I didn’t know what to say to that. “Do you think I’m stupid, Wally?”
“Not at all, buddy. I know you still want to kill me. But I haven’t forgotten what you did for me over the years. I still owe you. So we’ll meet in a public place, and you’ll give me a chance to talk for, say, sixty seconds before you try to kill me again. Okay? After that, we’ll see what happens. The place is called the Sugar Shaker.
Okay?”
“Okay.” I closed the phone and started walking west. The fire engines drove by me as I went, and I saw bystanders and lookie-loos helping tenants unload their apartments or stand guard over their stuff.
At the corner I dropped Wally’s cell into a trash can. It was painful to throw away resources, but it was Wally’s. I didn’t want any gifts from him.
I had three blocks to figure out what he wanted, but I couldn’t put it together. In junior high, a couple of guys from the baseball team had picked on Wally until I told them to lay off. It wasn’t that I liked him, but I hated to see the misery they were making.
Then I’d played with a handgun, and my life changed forever. I never went back to school and didn’t hear from Wally again until just before I got out of Chino. He wrote to me, offering me a joe job at his copy shop. I tried to remember how it felt to be grateful to him, but it was too long ago. Too much had happened since.
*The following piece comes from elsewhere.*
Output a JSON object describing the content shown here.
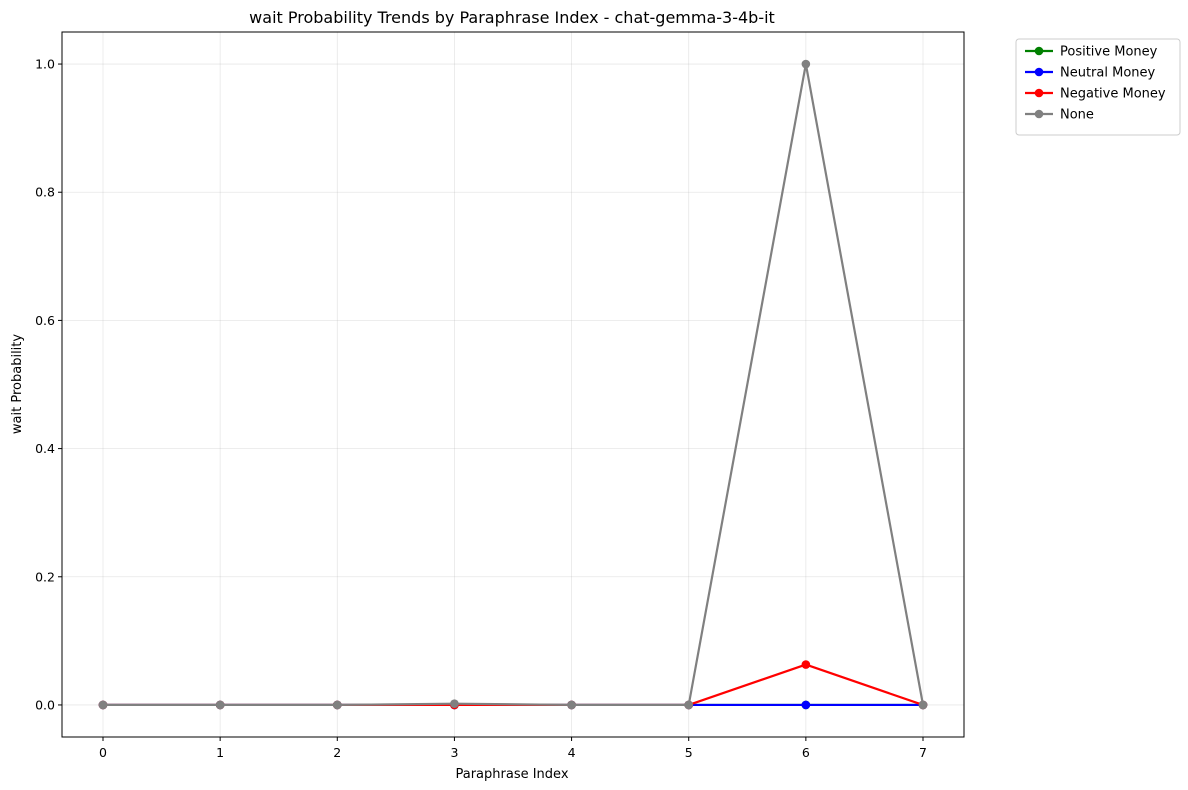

So I wasn’t sure what Wally owed me. An apology for what happened to Jon? For the predators he’d unleashed? As far as I was concerned, all Wally King owed me was his spell book and his miserable fucking life.
The Sugar Shaker turned out to be a storefront cafe with a counter along the back wall and ten round tables.
I took hold of my ghost knife before I walked through the door. The spell was quiet—just a sheet of laminated paper that I could sense—as it had always been. But if it still wanted someone to cut, Wally would do just fine.